I malviventi hanno aperto la cassaforte probabilmente in cerca di denaro: hanno trovato 700 euro e le armi che non sono più in dotazione agli agenti. Colpi anche nella scuola e a Cermignano
CASTELLALTO. Blitz dei ladri al municipio di Castellalto, dove la notte scorsa sono stati trafugati armi e soldi custoditi nella cassaforte dell’ufficio finanziario. È stata violata intorno all’una e mezza la sede del Comune di Castellalto in via Madonna degli Angeli. I malviventi hanno forzato, probabilmente con un cacciavite, la porta scorrevole al primo piano del municipio, dopo essersi arrampicati sopra i portici dell’ingresso principale. Da lì sono entrati nella stanza del sindaco, che si affaccia sulla strada.

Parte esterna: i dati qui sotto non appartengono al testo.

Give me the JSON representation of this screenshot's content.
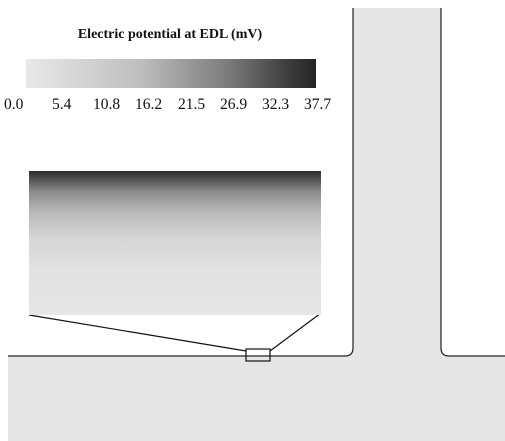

Una volta all’intero i ladri hanno sfondato tre porte di diversi uffici chiusi a chiave, tra cui quello dei tributi e l’altro del segretario comunale, mettendo a soqquadro i vari ambienti mentre rovistavano all’interno di armadi, cassetti e scrivanie, fino a quando non sono arrivati a quello finanziario. A quel punto hanno trovato la cassaforte appoggiata sul pavimento. I ladri, sicuramente in più di due, sono riusciti a trascinarla fino all’ascensore portandola al piano inferiore. Forse volevano portarla via, caricandola su un mezzo, ma essendo troppo pesante hanno rinunciato e hanno decisa di aprirla sul posto utilizzando una mola elettrica che ha letteralmente squarciato il doppio strato metallico della cassaforte, rinforzato da una spessa parte in cemento al suo interno. Una volta completata l’operazione, hanno preso i soldi contenuti, circa 700 euro, che costituivano il fondo cassa dell’economato utilizzato dagli impiegati per le spese di normale amministrazione e due pistole di proprietà della polizia municipale, ora non più in dotazione agli agenti, conservate nella cassaforte per motivi di sicurezza.
Dalle modalità del colpo si può supporre che i ladri non sapessero bene cosa e dove cercare, per cui è probabile che non sapessero che nella cassaforte c’erano anche delle armi. Sul fatto indagano i carabinieri della stazione di Castelnuovo che ieri mattina hanno effettuato un sopralluogo per rilevare eventuali tracce lasciate dai malviventi.
«Le indagini sono in corso», dice il sindaco Vincenzo Di Marco, «si stanno concentrando in alcune direzioni ben precise. Resta la gravità dell’atto. Sono stati colpiti degli enti pubblici, non solo il comune di Castellalto, ma anche la scuola di Canzano, il comune di Cermignano e la sede dell’Unione dei Comuni delle Colline del Medio Vomano. Sono luoghi che appartengono alla collettività, è come se fossero state violate delle abitazioni private perché il municipio è la casa di tutti i cittadini». Il sindaco fa inoltre sapere che il Comune ha spiegato il sindaco Vincenzo «ha chiesto e ottenuto un finanziamento Fas di circa 200mila euro. Di questi, una buona parte verranno spesi a Castellalto per le videocamere di sorveglianza».